Vegetarian Saffron Rice
- 1 tablespoon olive oil
- 2 cups basmati rice, rinsed
- One half teaspoon saffron threads
- One half cup local peas
- One half cup local carrots, shredded
- A half cup roasted cashews or almonds (optional)
- 3 and one half cups water
- Salt and pepper
Heat the oil in a heavy 4 quart pan, on medium high heat, sauté the rice for a minute or so to coat it. Add the saffron threads, and stir. Add the water, and allow it to come to a hard simmer. Stir it, and then reduce heat to a quiet simmer and cover. Cook for about 15 minutes, adding the peas, carrots, and nuts. Cover and cook for about 4 more minutes, or until the rice appears done. Turn off the heat and remove the lid from the pan. Allow the rice a few minutes to rest, then fluff it up and season with salt and pepper if necessary. Eat and enjoy. Serves up to 6.

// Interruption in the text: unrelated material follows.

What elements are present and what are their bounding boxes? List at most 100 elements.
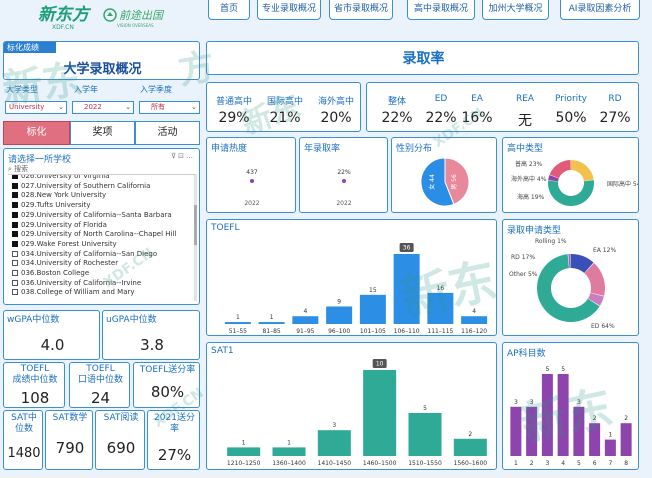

To round out the meal we had a nice salad of assorted chopped vegetables with very simple lemony vinaigrette, and my son’s favorite lemonade. We also made an adult version of lemonade for the rest of the crowd. Equal parts gin, lemoncello, and cranberry juice over lots of ice, with double the amount of club soda. It was just as refreshing as it sounds, and was a nice accompaniment to the favorite local delicacy we all love so dearly.